И в вашей книге есть мысль, и это мысль просто грандиозная, вы говорите где-то в самом начале, что вы хотите привести примеры, что страны, которые осознали преступления в своей истории, рассказали правду про них и пережили эту травму, они даже экономически будут лучше жить. Мне показалось, что если в эту тему углубиться и её как-то дать обществу, то это сработает. Как вы думаете, не слишком ли это меркантильно? Или только нужно на духовное делать ставку?

 

Николай Эппле:

Мне как раз казалось важным говорить о прагматике. О прагматике, о прагматической необходимости этой работы, потому что, ну, моральных суждений об этом, что ну как можно, стыдно не помнить, стыдно оправдывать то, что невозможно оправдать, и так далее, и так далее… Моральных суждений очень много. Важно, мне кажется, говорить о том, что самому государству выгодно эту самую проработку вести.

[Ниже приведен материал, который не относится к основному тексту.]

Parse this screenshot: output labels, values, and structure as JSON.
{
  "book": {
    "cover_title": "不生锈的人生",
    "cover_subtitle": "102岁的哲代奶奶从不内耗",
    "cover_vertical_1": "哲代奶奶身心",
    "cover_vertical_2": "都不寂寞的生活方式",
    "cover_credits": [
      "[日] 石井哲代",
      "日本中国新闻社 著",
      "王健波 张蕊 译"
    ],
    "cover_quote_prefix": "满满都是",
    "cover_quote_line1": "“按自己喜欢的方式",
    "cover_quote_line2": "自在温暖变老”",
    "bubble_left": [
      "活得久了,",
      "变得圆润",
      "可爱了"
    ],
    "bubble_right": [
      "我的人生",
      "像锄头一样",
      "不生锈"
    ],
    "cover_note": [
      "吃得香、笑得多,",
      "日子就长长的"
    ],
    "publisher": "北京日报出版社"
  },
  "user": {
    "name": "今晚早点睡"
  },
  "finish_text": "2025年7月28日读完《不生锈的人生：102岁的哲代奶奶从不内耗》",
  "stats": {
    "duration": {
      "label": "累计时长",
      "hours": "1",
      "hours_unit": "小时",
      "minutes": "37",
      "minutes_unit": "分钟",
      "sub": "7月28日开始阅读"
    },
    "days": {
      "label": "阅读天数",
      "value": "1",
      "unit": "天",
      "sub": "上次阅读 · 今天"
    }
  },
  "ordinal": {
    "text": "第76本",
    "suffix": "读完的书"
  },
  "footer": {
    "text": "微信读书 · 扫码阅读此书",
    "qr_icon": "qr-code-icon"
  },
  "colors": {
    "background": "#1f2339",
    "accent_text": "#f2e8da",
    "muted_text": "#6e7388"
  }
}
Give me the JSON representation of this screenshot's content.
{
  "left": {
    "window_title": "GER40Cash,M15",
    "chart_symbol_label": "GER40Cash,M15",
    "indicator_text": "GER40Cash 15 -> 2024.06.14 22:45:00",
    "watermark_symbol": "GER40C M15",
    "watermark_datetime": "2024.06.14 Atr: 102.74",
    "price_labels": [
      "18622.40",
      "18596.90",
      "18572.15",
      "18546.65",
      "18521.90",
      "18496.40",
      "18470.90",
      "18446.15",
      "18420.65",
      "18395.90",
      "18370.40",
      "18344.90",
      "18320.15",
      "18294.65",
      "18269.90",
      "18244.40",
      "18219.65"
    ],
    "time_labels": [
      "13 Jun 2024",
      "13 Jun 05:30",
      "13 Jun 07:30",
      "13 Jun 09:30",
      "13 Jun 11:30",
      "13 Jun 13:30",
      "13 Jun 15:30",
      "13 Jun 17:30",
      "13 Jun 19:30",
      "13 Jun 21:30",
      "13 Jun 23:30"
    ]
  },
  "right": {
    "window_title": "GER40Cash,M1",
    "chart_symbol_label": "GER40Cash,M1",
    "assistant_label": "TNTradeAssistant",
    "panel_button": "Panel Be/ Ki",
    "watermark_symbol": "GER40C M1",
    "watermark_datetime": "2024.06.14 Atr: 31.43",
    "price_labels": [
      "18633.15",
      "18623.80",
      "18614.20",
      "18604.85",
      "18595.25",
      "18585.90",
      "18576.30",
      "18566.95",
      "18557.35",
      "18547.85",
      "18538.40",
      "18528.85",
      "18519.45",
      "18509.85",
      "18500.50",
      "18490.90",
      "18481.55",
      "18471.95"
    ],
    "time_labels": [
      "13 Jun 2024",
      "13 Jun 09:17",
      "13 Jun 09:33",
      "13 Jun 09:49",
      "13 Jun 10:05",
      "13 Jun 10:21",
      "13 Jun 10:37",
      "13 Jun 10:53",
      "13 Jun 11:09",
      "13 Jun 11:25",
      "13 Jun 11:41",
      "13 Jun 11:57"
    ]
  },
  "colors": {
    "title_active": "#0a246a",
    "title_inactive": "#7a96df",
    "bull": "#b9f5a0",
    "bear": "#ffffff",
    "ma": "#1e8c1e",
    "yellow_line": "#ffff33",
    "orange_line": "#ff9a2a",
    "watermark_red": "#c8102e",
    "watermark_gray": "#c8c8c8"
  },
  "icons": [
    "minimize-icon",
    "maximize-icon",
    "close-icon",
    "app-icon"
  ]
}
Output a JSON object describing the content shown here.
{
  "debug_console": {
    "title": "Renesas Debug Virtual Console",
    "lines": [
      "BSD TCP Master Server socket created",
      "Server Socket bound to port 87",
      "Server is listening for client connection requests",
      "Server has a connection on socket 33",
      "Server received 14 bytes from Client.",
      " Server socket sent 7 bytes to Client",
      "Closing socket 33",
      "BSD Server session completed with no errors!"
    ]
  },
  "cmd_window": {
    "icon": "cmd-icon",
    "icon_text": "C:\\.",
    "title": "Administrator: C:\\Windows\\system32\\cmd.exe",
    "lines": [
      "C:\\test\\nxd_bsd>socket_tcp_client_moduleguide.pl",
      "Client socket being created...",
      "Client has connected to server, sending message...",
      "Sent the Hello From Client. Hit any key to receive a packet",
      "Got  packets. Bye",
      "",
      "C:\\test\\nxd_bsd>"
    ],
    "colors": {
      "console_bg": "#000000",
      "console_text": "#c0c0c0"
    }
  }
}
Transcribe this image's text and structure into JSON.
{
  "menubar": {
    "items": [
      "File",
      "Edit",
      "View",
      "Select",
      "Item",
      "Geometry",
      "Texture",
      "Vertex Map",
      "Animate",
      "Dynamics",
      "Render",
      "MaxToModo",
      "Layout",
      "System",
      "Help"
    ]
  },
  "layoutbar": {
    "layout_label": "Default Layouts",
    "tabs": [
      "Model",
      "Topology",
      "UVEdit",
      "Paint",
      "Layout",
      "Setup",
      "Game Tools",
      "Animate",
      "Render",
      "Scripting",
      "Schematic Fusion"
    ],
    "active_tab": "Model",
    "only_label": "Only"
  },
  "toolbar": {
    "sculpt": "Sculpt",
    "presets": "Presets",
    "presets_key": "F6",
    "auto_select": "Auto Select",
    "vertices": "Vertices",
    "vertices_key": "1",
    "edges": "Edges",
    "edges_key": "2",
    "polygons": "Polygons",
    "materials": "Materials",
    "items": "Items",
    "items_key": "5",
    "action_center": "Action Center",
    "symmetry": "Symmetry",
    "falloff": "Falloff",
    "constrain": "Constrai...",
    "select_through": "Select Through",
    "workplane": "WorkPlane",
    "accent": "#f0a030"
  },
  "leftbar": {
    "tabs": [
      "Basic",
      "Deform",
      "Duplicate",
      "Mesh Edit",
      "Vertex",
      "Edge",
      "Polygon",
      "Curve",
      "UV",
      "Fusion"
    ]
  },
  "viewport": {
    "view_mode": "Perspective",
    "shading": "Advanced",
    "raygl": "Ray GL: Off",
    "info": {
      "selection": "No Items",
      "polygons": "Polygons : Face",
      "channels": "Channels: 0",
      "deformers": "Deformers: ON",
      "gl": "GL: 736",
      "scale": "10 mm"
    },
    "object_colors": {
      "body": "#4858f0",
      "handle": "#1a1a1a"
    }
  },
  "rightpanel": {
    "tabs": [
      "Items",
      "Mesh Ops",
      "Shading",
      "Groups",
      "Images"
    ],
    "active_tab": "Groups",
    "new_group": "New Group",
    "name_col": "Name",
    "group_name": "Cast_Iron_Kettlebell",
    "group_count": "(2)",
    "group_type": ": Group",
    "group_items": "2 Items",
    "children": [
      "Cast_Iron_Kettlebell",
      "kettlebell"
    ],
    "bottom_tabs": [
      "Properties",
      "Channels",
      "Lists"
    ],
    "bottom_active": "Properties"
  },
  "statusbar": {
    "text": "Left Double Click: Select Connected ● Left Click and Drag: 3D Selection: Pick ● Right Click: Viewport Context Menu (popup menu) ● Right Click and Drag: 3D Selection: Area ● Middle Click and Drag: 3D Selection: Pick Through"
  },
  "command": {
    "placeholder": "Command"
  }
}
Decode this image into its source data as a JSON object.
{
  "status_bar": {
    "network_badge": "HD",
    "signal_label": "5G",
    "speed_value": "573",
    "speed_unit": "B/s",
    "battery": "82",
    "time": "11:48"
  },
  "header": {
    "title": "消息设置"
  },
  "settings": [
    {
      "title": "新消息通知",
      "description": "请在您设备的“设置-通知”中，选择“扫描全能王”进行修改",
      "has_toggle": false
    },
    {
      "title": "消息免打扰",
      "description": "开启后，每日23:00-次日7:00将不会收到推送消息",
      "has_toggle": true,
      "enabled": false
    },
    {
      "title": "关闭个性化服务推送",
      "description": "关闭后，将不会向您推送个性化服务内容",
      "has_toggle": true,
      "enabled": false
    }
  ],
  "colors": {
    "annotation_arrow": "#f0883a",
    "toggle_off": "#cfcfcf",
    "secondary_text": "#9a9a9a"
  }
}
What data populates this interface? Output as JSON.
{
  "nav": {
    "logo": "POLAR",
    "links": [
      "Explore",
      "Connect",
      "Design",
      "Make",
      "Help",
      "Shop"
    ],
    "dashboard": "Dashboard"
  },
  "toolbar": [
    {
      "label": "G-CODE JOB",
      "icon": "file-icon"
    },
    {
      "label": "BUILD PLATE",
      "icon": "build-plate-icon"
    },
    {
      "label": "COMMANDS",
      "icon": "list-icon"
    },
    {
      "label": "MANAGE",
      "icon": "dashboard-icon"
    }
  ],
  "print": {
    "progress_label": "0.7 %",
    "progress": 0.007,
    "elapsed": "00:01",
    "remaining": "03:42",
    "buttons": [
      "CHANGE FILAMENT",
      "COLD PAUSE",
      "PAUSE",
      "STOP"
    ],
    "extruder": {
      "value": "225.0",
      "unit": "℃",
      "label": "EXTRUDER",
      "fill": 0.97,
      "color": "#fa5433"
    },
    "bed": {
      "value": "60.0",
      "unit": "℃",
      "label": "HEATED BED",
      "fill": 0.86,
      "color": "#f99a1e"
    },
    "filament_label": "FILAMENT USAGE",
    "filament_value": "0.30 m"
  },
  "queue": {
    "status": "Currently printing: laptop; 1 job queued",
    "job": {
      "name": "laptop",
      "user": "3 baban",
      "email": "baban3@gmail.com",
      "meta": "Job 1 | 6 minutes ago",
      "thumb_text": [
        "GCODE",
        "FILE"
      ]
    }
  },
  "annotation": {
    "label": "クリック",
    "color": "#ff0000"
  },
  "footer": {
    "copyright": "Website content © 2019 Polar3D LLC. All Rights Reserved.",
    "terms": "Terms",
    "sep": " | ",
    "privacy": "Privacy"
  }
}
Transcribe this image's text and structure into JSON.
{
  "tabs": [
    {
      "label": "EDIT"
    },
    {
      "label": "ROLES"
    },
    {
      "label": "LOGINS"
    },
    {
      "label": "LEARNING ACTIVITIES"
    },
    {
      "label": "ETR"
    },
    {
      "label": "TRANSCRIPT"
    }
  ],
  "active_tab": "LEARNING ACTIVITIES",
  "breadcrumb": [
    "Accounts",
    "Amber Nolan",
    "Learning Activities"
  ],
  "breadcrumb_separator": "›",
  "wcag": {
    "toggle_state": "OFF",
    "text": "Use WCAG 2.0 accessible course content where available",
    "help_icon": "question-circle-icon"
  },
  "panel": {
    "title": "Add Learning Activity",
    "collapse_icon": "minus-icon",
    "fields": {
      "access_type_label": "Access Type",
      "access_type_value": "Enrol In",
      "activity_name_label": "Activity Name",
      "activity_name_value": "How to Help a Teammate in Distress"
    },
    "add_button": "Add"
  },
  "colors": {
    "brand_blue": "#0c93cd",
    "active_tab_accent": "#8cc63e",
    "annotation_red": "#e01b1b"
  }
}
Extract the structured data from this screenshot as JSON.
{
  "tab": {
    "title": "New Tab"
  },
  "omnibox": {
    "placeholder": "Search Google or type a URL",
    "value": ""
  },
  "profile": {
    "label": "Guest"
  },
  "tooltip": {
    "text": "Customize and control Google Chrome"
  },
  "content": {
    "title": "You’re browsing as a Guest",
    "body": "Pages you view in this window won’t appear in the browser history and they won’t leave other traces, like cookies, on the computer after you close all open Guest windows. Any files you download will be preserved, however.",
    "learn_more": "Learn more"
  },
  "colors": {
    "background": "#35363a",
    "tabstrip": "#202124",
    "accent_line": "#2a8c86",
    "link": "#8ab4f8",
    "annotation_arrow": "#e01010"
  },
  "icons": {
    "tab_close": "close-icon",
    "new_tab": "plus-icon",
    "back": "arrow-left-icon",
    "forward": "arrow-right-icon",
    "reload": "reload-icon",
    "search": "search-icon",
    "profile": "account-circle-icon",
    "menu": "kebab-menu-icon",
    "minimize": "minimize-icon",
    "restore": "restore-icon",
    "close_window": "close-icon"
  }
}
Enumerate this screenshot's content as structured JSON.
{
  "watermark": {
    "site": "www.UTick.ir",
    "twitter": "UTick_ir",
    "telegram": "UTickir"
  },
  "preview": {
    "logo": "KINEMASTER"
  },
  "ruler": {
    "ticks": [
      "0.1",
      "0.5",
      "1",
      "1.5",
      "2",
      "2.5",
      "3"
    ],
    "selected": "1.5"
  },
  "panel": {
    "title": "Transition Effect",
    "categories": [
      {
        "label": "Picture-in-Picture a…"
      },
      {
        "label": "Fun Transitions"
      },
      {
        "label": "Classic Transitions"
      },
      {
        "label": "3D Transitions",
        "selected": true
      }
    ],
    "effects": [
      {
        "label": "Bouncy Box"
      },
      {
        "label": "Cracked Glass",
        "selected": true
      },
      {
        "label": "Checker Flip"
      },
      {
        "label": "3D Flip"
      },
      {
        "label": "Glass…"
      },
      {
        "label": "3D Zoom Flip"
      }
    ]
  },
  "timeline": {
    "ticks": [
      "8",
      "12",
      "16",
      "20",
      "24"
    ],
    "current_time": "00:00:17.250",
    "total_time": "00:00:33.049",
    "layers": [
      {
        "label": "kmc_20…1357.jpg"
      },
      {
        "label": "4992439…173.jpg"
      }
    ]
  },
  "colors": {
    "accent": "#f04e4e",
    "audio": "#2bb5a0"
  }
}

И аргументов тут достаточно, я стараюсь это всё подробно в книжке, насколько возможно, проговаривать. Потому что как раз вот этот опыт других стран – он здесь очень-очень важен, он как раз показывает, что это процесс не только вынужденный, когда вот так или иначе общество и государство оказывается перед необходимостью: но вот что делать… Но и этот опыт, когда примеров перед глазами становится уже довольно много, становится просто ну как бы одной из таких понятных и прагматически оправданных практик.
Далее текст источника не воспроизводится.